BYU basketball: Cory Calvert a good fit for Cougar system
PARKER, Colo. — Before Cory Calvert received BYU coaches Dave Rose and Tim LaComb into his home this past Friday, he had a feeling that it would lead to a commit. Sure enough, Rose and LaComb won him over as he will sign a letter of intent to play basketball at BYU this coming November.
Calvert is a 6-foot-3, 190 combo guard from Chaparral High School in Parker, Colo. He averaged 15.8 points and 3.9 assists per game last season.
Since the seventh grade he’s attended BYU summer camps, building a strong liking for the program. BYU, in turn, showed a lot of interest in him.
Calvert remembers well when Coach Rose came out to see one of his games back in the ninth grade.
“It was something I’ll always remember,” he said. “Just having a coach come out and see you, that meant a lot to me.”
Despite BYU’s interest, they were loath to come through with an offer. Utah State did come through with an offer, however, prompting his commitment to that program during October of last year.
He chose to de-commit from the Aggie program this past summer, as the fit no longer seemed like the right one.
“It just didn’t feel right to me anymore,” he said. “It wasn’t because I was being recruited by other schools — most schools respected my commit to Utah State. I just had a desire to explore other options while still considering Utah State.”
Informing a coach of a de-commit isn’t always the easiest thing to do. Coaching staffs often berate and belittle an athlete for changing his decision.
So how did USU Coach Stew Morrill react?
“He was great about it and was really understanding,” Calvert said. “He was obviously disappointed, but he was encouraging and let me know that they’d still recruit me with the hope that I’d commit again to them.”
Schools such as Colorado State, Denver, San Francisco, Utah and BYU started recruiting him earnestly over the summer. He had plans to go on some official visits, but shortcircuited that process with his BYU commit.
“I just love how Coach Rose talks to you and how him and Coach LaComb were with my family during the visit,” he said. “They were my favorite school before they came and visited, but the visit just sealed the deal right there and I knew without any doubt that BYU was the place for me.”

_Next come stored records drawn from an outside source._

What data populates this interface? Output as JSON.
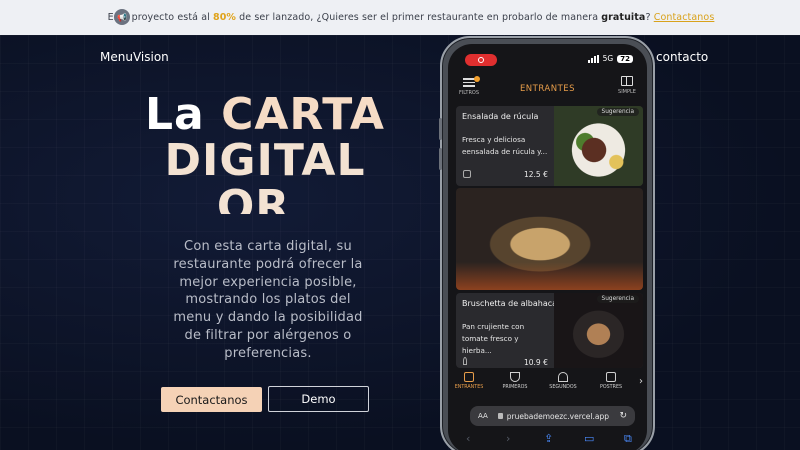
{
  "banner": {
    "icon": "megaphone-icon",
    "prefix": "Este proyecto está al ",
    "percent": "80%",
    "middle": " de ser lanzado, ¿Quieres ser el primer restaurante en probarlo de manera ",
    "bold": "gratuita",
    "question_end": "? ",
    "link": "Contactanos"
  },
  "nav": {
    "brand": "MenuVision",
    "contact": "contacto"
  },
  "hero": {
    "headline_1": "La ",
    "headline_2": "CARTA",
    "headline_3": "DIGITAL",
    "headline_4": "QR",
    "cursor": "_",
    "description": "Con esta carta digital, su restaurante podrá ofrecer la mejor experiencia posible, mostrando los platos del menu y dando la posibilidad de filtrar por alérgenos o preferencias.",
    "primary_button": "Contactanos",
    "secondary_button": "Demo"
  },
  "phone": {
    "network": "5G",
    "battery": "72",
    "app_title": "ENTRANTES",
    "filter_label": "FILTROS",
    "simple_label": "SIMPLE",
    "suggestion_label": "Sugerencia",
    "dishes": [
      {
        "name": "Ensalada de rúcula",
        "desc_1": "Fresca y deliciosa",
        "desc_2": "eensalada de rúcula y...",
        "price": "12.5 €"
      },
      {
        "name": "Bruschetta de albahaca",
        "desc_1": "Pan crujiente con",
        "desc_2": "tomate fresco y hierba...",
        "price": "10.9 €"
      }
    ],
    "tabs": [
      {
        "label": "ENTRANTES",
        "icon": "grain-icon",
        "active": true
      },
      {
        "label": "PRIMEROS",
        "icon": "bowl-icon",
        "active": false
      },
      {
        "label": "SEGUNDOS",
        "icon": "cloche-icon",
        "active": false
      },
      {
        "label": "POSTRES",
        "icon": "cake-icon",
        "active": false
      }
    ],
    "url": "pruebademoezc.vercel.app",
    "url_aa": "AA"
  },
  "colors": {
    "accent_orange": "#e79d4a",
    "peach_button": "#f5d2b6",
    "banner_highlight": "#e0a31a",
    "background": "#0b1224"
  }
}
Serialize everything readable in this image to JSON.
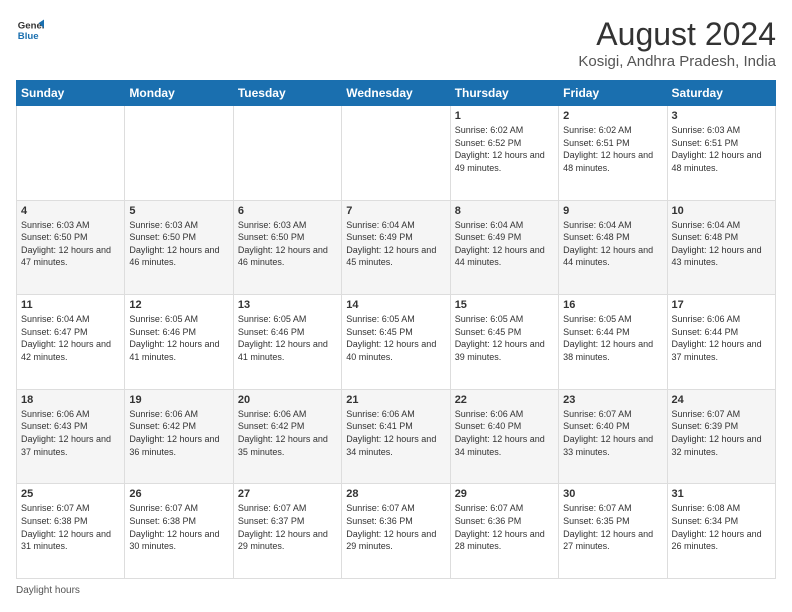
{
  "header": {
    "logo_line1": "General",
    "logo_line2": "Blue",
    "main_title": "August 2024",
    "subtitle": "Kosigi, Andhra Pradesh, India"
  },
  "weekdays": [
    "Sunday",
    "Monday",
    "Tuesday",
    "Wednesday",
    "Thursday",
    "Friday",
    "Saturday"
  ],
  "weeks": [
    [
      {
        "day": "",
        "info": ""
      },
      {
        "day": "",
        "info": ""
      },
      {
        "day": "",
        "info": ""
      },
      {
        "day": "",
        "info": ""
      },
      {
        "day": "1",
        "info": "Sunrise: 6:02 AM\nSunset: 6:52 PM\nDaylight: 12 hours and 49 minutes."
      },
      {
        "day": "2",
        "info": "Sunrise: 6:02 AM\nSunset: 6:51 PM\nDaylight: 12 hours and 48 minutes."
      },
      {
        "day": "3",
        "info": "Sunrise: 6:03 AM\nSunset: 6:51 PM\nDaylight: 12 hours and 48 minutes."
      }
    ],
    [
      {
        "day": "4",
        "info": "Sunrise: 6:03 AM\nSunset: 6:50 PM\nDaylight: 12 hours and 47 minutes."
      },
      {
        "day": "5",
        "info": "Sunrise: 6:03 AM\nSunset: 6:50 PM\nDaylight: 12 hours and 46 minutes."
      },
      {
        "day": "6",
        "info": "Sunrise: 6:03 AM\nSunset: 6:50 PM\nDaylight: 12 hours and 46 minutes."
      },
      {
        "day": "7",
        "info": "Sunrise: 6:04 AM\nSunset: 6:49 PM\nDaylight: 12 hours and 45 minutes."
      },
      {
        "day": "8",
        "info": "Sunrise: 6:04 AM\nSunset: 6:49 PM\nDaylight: 12 hours and 44 minutes."
      },
      {
        "day": "9",
        "info": "Sunrise: 6:04 AM\nSunset: 6:48 PM\nDaylight: 12 hours and 44 minutes."
      },
      {
        "day": "10",
        "info": "Sunrise: 6:04 AM\nSunset: 6:48 PM\nDaylight: 12 hours and 43 minutes."
      }
    ],
    [
      {
        "day": "11",
        "info": "Sunrise: 6:04 AM\nSunset: 6:47 PM\nDaylight: 12 hours and 42 minutes."
      },
      {
        "day": "12",
        "info": "Sunrise: 6:05 AM\nSunset: 6:46 PM\nDaylight: 12 hours and 41 minutes."
      },
      {
        "day": "13",
        "info": "Sunrise: 6:05 AM\nSunset: 6:46 PM\nDaylight: 12 hours and 41 minutes."
      },
      {
        "day": "14",
        "info": "Sunrise: 6:05 AM\nSunset: 6:45 PM\nDaylight: 12 hours and 40 minutes."
      },
      {
        "day": "15",
        "info": "Sunrise: 6:05 AM\nSunset: 6:45 PM\nDaylight: 12 hours and 39 minutes."
      },
      {
        "day": "16",
        "info": "Sunrise: 6:05 AM\nSunset: 6:44 PM\nDaylight: 12 hours and 38 minutes."
      },
      {
        "day": "17",
        "info": "Sunrise: 6:06 AM\nSunset: 6:44 PM\nDaylight: 12 hours and 37 minutes."
      }
    ],
    [
      {
        "day": "18",
        "info": "Sunrise: 6:06 AM\nSunset: 6:43 PM\nDaylight: 12 hours and 37 minutes."
      },
      {
        "day": "19",
        "info": "Sunrise: 6:06 AM\nSunset: 6:42 PM\nDaylight: 12 hours and 36 minutes."
      },
      {
        "day": "20",
        "info": "Sunrise: 6:06 AM\nSunset: 6:42 PM\nDaylight: 12 hours and 35 minutes."
      },
      {
        "day": "21",
        "info": "Sunrise: 6:06 AM\nSunset: 6:41 PM\nDaylight: 12 hours and 34 minutes."
      },
      {
        "day": "22",
        "info": "Sunrise: 6:06 AM\nSunset: 6:40 PM\nDaylight: 12 hours and 34 minutes."
      },
      {
        "day": "23",
        "info": "Sunrise: 6:07 AM\nSunset: 6:40 PM\nDaylight: 12 hours and 33 minutes."
      },
      {
        "day": "24",
        "info": "Sunrise: 6:07 AM\nSunset: 6:39 PM\nDaylight: 12 hours and 32 minutes."
      }
    ],
    [
      {
        "day": "25",
        "info": "Sunrise: 6:07 AM\nSunset: 6:38 PM\nDaylight: 12 hours and 31 minutes."
      },
      {
        "day": "26",
        "info": "Sunrise: 6:07 AM\nSunset: 6:38 PM\nDaylight: 12 hours and 30 minutes."
      },
      {
        "day": "27",
        "info": "Sunrise: 6:07 AM\nSunset: 6:37 PM\nDaylight: 12 hours and 29 minutes."
      },
      {
        "day": "28",
        "info": "Sunrise: 6:07 AM\nSunset: 6:36 PM\nDaylight: 12 hours and 29 minutes."
      },
      {
        "day": "29",
        "info": "Sunrise: 6:07 AM\nSunset: 6:36 PM\nDaylight: 12 hours and 28 minutes."
      },
      {
        "day": "30",
        "info": "Sunrise: 6:07 AM\nSunset: 6:35 PM\nDaylight: 12 hours and 27 minutes."
      },
      {
        "day": "31",
        "info": "Sunrise: 6:08 AM\nSunset: 6:34 PM\nDaylight: 12 hours and 26 minutes."
      }
    ]
  ],
  "footer": {
    "daylight_label": "Daylight hours"
  }
}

Calvert’s commit comes on the heels of three other commits just this month with Lone Peak’s TJ Haws and Nick Emery along with Jordan Chatman, who committed just last week. With all four basketball commits being guards, the thought might be that the Cougar backcourt is getting a bit too crowded.

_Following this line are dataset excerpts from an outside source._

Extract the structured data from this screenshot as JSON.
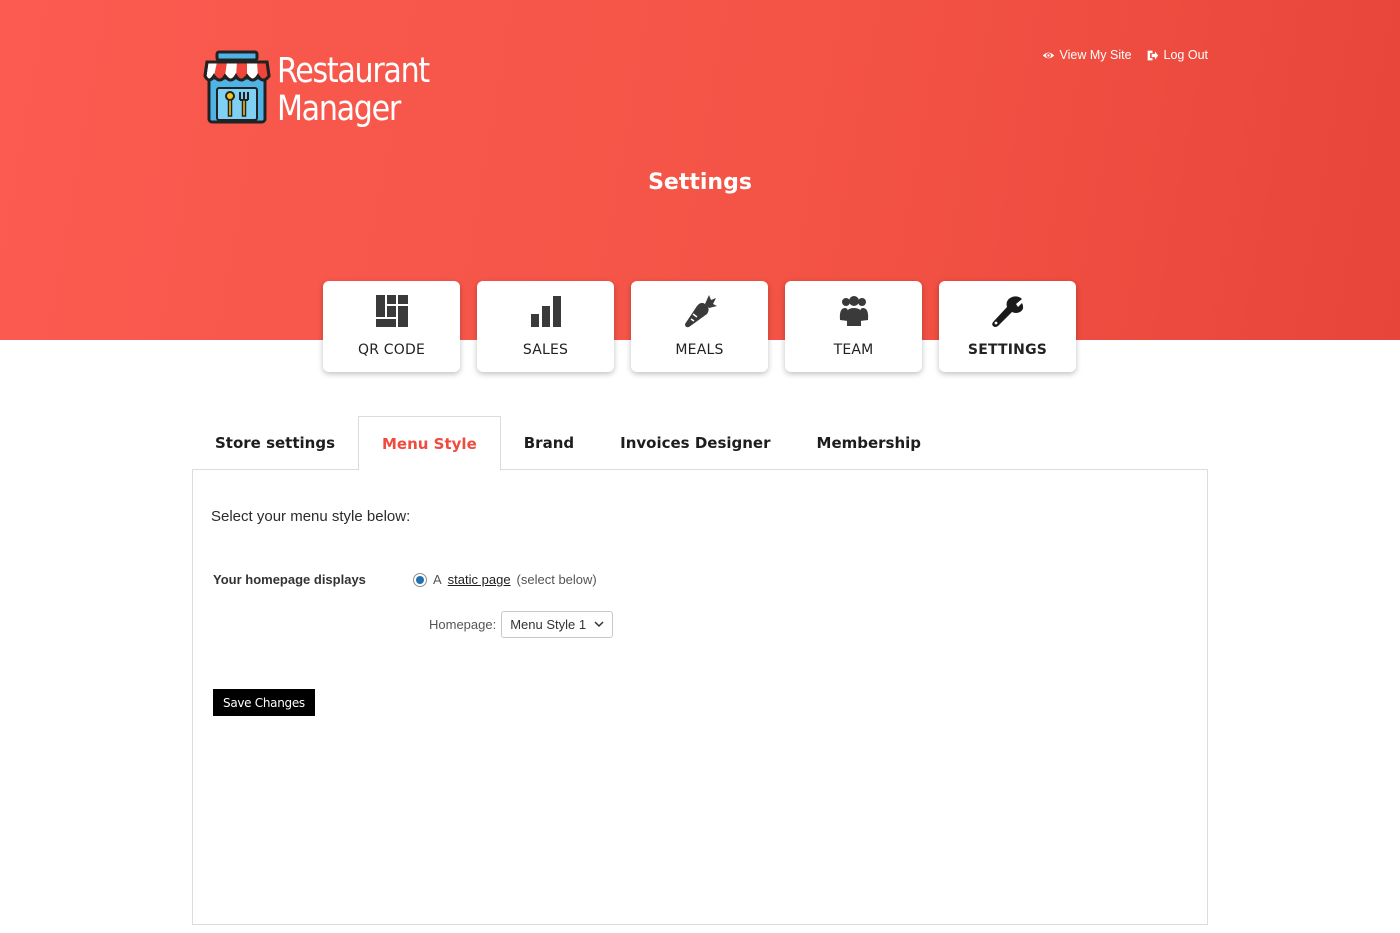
{
  "brand": {
    "line1": "Restaurant",
    "line2": "Manager"
  },
  "top_links": {
    "view_site": "View My Site",
    "logout": "Log Out"
  },
  "page_title": "Settings",
  "cards": [
    {
      "label": "QR CODE",
      "icon": "qr-code-icon"
    },
    {
      "label": "SALES",
      "icon": "bar-chart-icon"
    },
    {
      "label": "MEALS",
      "icon": "carrot-icon"
    },
    {
      "label": "TEAM",
      "icon": "team-icon"
    },
    {
      "label": "SETTINGS",
      "icon": "wrench-icon"
    }
  ],
  "tabs": [
    "Store settings",
    "Menu Style",
    "Brand",
    "Invoices Designer",
    "Membership"
  ],
  "active_tab": "Menu Style",
  "form": {
    "intro": "Select your menu style below:",
    "row_label": "Your homepage displays",
    "radio_prefix": "A",
    "radio_link": "static page",
    "radio_suffix": "(select below)",
    "homepage_label": "Homepage:",
    "homepage_value": "Menu Style 1",
    "save_label": "Save Changes"
  },
  "colors": {
    "accent": "#ef4b3f",
    "hero_start": "#fb5b50",
    "hero_end": "#e8453a",
    "radio": "#2271b1"
  }
}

While there will be some separation between himself and Emery and Haws, he’ll be on the exact same timeline as Chatman. He’ll graduate this school year, leave immediately for his planned LDS mission and return at almost the same time as Chatman.

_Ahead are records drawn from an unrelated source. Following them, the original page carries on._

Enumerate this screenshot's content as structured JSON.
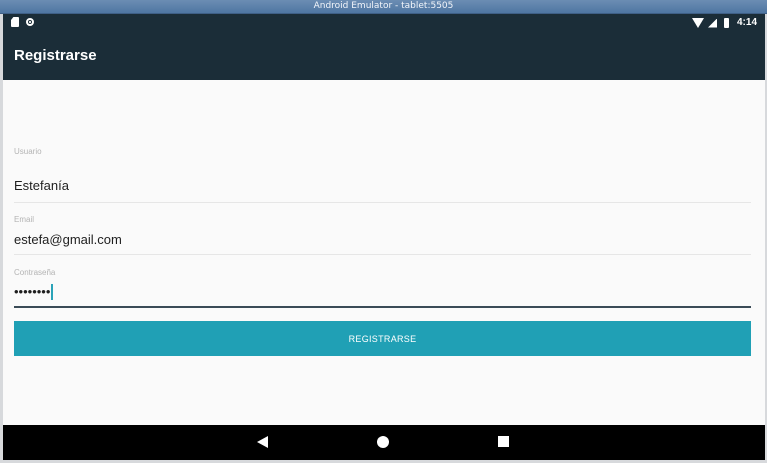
{
  "window": {
    "title": "Android Emulator - tablet:5505"
  },
  "status_bar": {
    "left_icons": [
      "sd-card-icon",
      "record-icon"
    ],
    "right_icons": [
      "wifi-icon",
      "signal-icon",
      "battery-icon"
    ],
    "time": "4:14"
  },
  "app_bar": {
    "title": "Registrarse"
  },
  "form": {
    "username": {
      "label": "Usuario",
      "value": "Estefanía"
    },
    "email": {
      "label": "Email",
      "value": "estefa@gmail.com"
    },
    "password": {
      "label": "Contraseña",
      "value": "••••••••"
    },
    "submit_label": "REGISTRARSE"
  },
  "colors": {
    "app_bar": "#1b2d38",
    "button": "#20a0b5",
    "background": "#fafafa"
  },
  "nav_bar": {
    "icons": [
      "back-icon",
      "home-icon",
      "recents-icon"
    ]
  }
}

Despite that, Calvert doesn’t believe that BYU is over-signing at the guard position.
“With the type of offense Coach Rose plays, not at all,” he said. “I can play either to the 1 or the 2 guard position, and so can all the rest of the guys. They’re also great players, and you want to play with great players. I don’t think it’s an issue at all with all of us playing guard. Coach Rose likes to push the tempo and use three guard lineups, so we should all fit in well with what he likes to do.”
Like most of the nation, Calvert became a huge fan of Jimmer Fredette. In watching Fredette play and with the freedom Rose gave him to play, he feels that fits him just perfectly.
“Coach Rose has a lot of confidence in his players and trusts them a lot to make the right decisions,” he said. “You saw that with Jimmer, and I love that about him. There is a lot of freedom to create your own shots and push the tempo, which makes it a really fun system. It’s exactly the type of system that I want to play in.”